I would really love to have the luxury of this sort of self righteous indignation. I'd love to live in a world where I could safely assume that everyone has the best of intentions and could be counted on to be "just doing their jobs" when they pull you out of your hotel room at 3 am for having a visa that is 5 days overdue. One where ex pats are never targeted, where charges are never made up, where human rights abuses don't happen, where truth, justice and liberty are the norm and not the exception.

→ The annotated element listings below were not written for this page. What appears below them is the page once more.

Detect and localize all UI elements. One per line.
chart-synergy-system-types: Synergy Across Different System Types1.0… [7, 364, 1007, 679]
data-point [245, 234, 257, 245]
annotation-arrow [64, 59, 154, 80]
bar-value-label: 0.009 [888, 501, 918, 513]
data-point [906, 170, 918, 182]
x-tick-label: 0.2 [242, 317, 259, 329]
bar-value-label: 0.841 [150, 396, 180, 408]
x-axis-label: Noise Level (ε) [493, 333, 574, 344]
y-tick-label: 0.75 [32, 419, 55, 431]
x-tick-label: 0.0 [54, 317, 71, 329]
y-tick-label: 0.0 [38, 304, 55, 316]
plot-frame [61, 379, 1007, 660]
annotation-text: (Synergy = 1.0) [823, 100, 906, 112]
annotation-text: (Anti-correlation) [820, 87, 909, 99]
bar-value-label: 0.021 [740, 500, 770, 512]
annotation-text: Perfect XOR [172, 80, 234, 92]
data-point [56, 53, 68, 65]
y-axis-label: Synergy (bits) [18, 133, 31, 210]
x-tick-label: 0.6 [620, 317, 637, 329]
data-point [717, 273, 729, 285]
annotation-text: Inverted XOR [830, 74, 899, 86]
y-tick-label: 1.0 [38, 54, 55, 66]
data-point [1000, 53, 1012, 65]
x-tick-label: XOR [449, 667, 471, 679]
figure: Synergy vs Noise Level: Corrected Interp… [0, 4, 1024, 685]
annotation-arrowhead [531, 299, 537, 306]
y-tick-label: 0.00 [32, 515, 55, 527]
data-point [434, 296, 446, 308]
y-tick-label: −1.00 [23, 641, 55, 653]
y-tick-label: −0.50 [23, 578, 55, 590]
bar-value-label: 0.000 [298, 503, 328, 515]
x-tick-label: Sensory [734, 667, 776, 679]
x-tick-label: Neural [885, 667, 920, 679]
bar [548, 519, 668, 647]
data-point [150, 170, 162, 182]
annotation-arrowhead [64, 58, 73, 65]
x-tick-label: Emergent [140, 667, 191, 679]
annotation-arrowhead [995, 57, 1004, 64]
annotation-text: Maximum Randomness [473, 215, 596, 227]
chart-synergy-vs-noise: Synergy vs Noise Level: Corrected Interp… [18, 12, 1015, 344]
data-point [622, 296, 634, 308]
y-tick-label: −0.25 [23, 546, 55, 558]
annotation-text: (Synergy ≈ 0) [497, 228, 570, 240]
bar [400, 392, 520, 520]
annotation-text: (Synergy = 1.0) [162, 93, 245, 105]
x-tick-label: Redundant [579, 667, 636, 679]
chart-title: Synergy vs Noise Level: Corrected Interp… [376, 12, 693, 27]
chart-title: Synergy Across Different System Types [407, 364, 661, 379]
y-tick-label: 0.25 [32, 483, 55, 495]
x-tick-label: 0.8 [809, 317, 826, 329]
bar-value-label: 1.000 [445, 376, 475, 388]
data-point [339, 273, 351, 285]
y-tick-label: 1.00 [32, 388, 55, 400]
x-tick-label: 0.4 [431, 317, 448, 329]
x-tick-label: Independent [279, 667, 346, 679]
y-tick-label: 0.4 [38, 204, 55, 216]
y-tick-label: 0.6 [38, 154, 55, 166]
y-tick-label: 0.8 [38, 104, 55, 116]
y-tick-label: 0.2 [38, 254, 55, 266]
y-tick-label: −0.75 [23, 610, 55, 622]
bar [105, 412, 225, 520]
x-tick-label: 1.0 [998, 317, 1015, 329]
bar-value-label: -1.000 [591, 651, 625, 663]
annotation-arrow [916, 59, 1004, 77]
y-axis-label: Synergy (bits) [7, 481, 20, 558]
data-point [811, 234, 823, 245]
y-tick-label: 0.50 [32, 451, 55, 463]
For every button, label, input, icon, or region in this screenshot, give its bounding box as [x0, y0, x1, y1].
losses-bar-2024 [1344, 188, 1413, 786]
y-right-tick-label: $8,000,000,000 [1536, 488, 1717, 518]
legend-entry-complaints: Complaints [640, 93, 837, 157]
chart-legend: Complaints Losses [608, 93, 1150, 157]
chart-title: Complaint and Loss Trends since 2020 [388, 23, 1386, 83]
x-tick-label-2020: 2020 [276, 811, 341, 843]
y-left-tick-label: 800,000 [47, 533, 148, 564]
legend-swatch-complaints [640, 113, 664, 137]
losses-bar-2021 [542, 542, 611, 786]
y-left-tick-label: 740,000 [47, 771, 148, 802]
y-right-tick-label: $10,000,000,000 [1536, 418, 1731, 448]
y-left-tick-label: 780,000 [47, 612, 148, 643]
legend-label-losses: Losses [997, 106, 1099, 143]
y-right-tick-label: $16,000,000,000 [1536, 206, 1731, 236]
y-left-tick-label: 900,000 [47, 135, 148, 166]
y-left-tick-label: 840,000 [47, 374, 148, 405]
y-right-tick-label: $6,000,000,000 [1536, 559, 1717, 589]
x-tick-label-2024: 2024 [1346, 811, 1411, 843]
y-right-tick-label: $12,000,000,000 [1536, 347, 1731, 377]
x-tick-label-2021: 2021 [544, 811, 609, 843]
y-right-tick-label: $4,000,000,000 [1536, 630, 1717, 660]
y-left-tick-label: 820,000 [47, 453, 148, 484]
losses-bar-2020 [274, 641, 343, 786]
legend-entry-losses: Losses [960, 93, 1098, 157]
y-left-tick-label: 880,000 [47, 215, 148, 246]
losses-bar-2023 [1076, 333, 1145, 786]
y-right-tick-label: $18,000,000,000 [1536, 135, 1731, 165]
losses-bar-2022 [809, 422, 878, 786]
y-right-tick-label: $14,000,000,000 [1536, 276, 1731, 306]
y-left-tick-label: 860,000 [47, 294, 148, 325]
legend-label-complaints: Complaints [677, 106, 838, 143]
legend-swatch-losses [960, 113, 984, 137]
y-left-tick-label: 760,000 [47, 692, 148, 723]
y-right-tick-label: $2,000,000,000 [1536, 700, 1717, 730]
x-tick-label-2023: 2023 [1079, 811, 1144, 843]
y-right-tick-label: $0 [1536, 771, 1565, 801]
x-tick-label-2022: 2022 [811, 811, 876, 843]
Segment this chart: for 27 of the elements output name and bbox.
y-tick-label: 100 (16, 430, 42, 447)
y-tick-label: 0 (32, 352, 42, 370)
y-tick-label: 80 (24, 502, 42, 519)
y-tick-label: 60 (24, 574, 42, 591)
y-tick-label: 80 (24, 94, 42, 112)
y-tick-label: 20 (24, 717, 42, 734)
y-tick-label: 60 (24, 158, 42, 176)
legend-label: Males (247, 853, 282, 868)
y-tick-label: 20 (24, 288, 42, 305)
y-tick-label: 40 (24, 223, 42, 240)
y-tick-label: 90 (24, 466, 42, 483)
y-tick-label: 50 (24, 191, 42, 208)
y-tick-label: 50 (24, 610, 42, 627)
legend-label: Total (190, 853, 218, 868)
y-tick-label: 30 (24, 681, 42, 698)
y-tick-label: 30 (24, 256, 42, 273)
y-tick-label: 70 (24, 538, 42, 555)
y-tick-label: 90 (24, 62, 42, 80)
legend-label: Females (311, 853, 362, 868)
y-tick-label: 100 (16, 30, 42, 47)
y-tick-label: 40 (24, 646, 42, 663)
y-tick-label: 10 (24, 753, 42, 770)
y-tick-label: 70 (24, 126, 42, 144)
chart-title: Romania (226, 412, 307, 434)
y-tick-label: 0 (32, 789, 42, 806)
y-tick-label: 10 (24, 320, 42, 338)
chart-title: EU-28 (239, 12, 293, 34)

The thing is for a good deal of the people in this world, this is just not reality. Their governments are partly or largely corrupt. Bribery is understood as just being part of the cost of doing business. Penalties are severe. Enforcement is discriminatory. Due process largely non existent. Now this is not a reflection on the people of that country, but on the government that exploits them. The kind of oversight and transparency that exists in the western world is basically non existent in many countries. Now just stop for a second and think, the US is hardly without its due process and human rights abuses. Imagine what it would be like if we had minimal infrastructure, no oversight, no checks and balances, etc etc.

So of course you pay bribes. You do whatever the hell you need to do. You go to another country, you are playing by their rules. It isn't racist. It isn't imperialistic. It's just reality.

(I am not talking about Malawi here, I've never been there and I have absolutely no idea what their justice system is like.)